Although the exact mechanism of PRAME action remains to be resolved, Nettersheim et al propose a model for PRAME function in seminoma cells that is based on recent insights gained from mouse studies demonstrating that interaction of Sox2 and Oct3/4 leads to binding to canonical motifs associated with pluripotency, whereas interaction of Sox17 and Oct3/4 leads to binding to compressed motifs associated with differentiation (Aksoy et al, 2013, Viotti et al, 2014). In the human, however, SOX17 expression in primordial germ cells and seminoma cells does not lead to spontaneous differentiation. Rather, SOX17 has recently been described as master regulator at the time of germ cell specification, leading to transactivation of primordial germ cell markers (Guo et al, 2015, Irie et al, 2015, Tang et al, 2015). Also, the ability of SOX17 to bind canonical motifs suggests that in seminomas, SOX2 may be replaced by SOX17 in the pluripotency cluster. Based on these recent findings and their own data, Nettersheim et al therefore propose that the presence of PRAME leads to binding of SOX17/OCT4 dimers to canonical motifs, leading to expression of pluripotency factors and manifestation of the primordial germ cell or seminoma cell identity. In the absence of PRAME, however, binding of SOX17/OCT4 dimers changes toward the compressed motifs, leading to expression of germ and somatic cell differentiation markers (Nettersheim et al 2016a).

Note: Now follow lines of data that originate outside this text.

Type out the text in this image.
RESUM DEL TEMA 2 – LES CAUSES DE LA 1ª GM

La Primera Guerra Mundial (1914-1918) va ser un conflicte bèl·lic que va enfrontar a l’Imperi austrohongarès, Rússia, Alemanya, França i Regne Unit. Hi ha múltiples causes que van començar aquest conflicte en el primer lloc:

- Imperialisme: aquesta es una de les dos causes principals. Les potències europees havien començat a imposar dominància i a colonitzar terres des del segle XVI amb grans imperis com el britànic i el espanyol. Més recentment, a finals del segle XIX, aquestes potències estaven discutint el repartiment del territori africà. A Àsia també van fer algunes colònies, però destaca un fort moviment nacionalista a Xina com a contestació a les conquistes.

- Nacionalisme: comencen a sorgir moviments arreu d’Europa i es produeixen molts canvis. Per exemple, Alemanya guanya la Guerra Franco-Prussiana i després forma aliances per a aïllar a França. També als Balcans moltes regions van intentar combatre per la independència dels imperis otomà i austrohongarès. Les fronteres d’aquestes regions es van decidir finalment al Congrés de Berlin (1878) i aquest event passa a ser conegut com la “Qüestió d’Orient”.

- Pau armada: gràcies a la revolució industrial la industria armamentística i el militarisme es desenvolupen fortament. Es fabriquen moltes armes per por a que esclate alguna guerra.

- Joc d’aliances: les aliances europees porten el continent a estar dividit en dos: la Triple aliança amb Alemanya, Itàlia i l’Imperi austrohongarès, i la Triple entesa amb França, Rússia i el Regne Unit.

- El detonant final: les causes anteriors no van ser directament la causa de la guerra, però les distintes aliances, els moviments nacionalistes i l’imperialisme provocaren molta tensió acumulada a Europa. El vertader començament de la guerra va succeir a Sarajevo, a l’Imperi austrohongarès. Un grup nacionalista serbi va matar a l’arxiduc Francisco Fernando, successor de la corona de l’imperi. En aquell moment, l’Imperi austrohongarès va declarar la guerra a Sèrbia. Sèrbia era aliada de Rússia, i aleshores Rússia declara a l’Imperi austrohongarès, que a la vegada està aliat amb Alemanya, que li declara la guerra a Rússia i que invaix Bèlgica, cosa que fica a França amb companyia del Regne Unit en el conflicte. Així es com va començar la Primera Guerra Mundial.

In three very recent publications (Nettersheim et al, 2015, 2016a, 2016b) this group has unravelled molecular changes that accompany the transition from seminoma to embryonal carcinoma. They also propose intriguing models for the respective cellular mechanisms. The model concerning cellular mechanisms of PRAME presented in this study will need to be substantiated by further functional studies.
The author declares no conflict of interest.